Salah satu parameter penting dalam mempercepat proses pengomposan adalah ketersediaan O2. Pada sistem pengomposan, supply O2 dipenuhi melalui mekanisme aerasi. Aliran udara pada sistem pengomposan perlu dipertahankan pada 10 dan 30 cf/hari/lb vs muatan awal dari limbah padat yang dikomposkan. Terlalu sedikit aerasi menyebabkan kondisi anaerob terjadi, memperlambat proses pengomposan. Terlalu banyak aeasi akan menyebabkan kompos menjadi kering dan menghambat/menghentikan metabolisme. Kelembaban optimal pada kompos adalah diantara 55% dan 69% (McKinney, 2004).

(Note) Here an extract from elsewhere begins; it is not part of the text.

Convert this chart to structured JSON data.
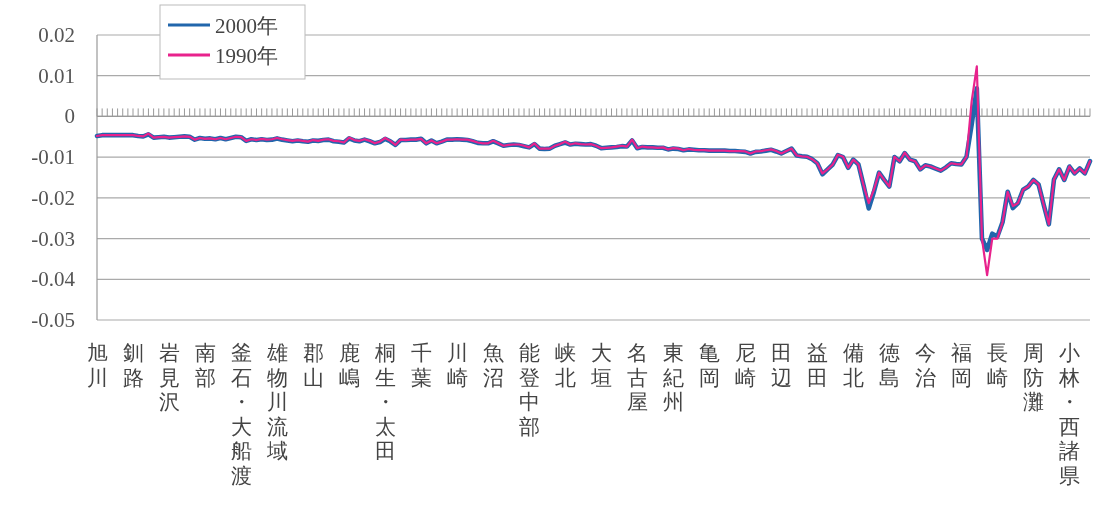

Hal penting yang perlu diketahui dalam setiap proses pengomposan adalah selalu ada batas maksimal mengenai kecepatan proses pengomposan suatu material organik. Jika batas maksimal tersebut telah dicapai, perlakuan apapun yang diberikan terhadap sistem kompos tidak akan dapat mempercepat laju proses pengomposan. Sumber: http://akbar.blog.ugm.ac.id

Download


Referensi

Direktorat Jendral Perkebunan. 2008. Statistika Perkebunan Indonesia. http://ditjenbun.deptan.go.id/. Diakses tanggal 20 juni 2008
Fauzi, Y., Widiastuti, YE., Setyawibawa, I., dan Hartono, R. 2002. Kelapa Sawit, Budidaya, Pemanfaatan Hasil dan Limbah, Analisis dan Pemasaran. Penebar Swadaya. Jakarta.
McKinney, Ross E. 2004. Environmental Pollution Control Microbiology. Marcel Dekker, Inc. New York.
Neklyudov, A. D., Fedotov, G. N.,  dan Ivankin, A. N. 2008. Intensification of Composting Processes by Aerobic Microorganisms: A Review. Applied Biochemistry and Microbiology Vol. 44, No. 1.
Rynk, R.F., M. van de Kamp, Willson G.B., Singley, M.E., Richard, T.L., Kolega, J.J., Gouin, F.R., Laliberty, L.L., Kay, D., Murphy, D.W., Hoitink, H.A.J., dan Brinton, W.F. 1992. On-Farm Composting Handbook. Natural Resource, Agriculture, and Engineering Service (NRAES). Ithaca, New York.
Stoffella, Peter J dan Kahn, Brian A. 2001. Compost utilization in horticultural cropping systems. CRC Press LLC. Florida.
Thompson, K. 2007. COMPOST: The Natural Way to Make Food for Your Garden. DK Publishing. New York.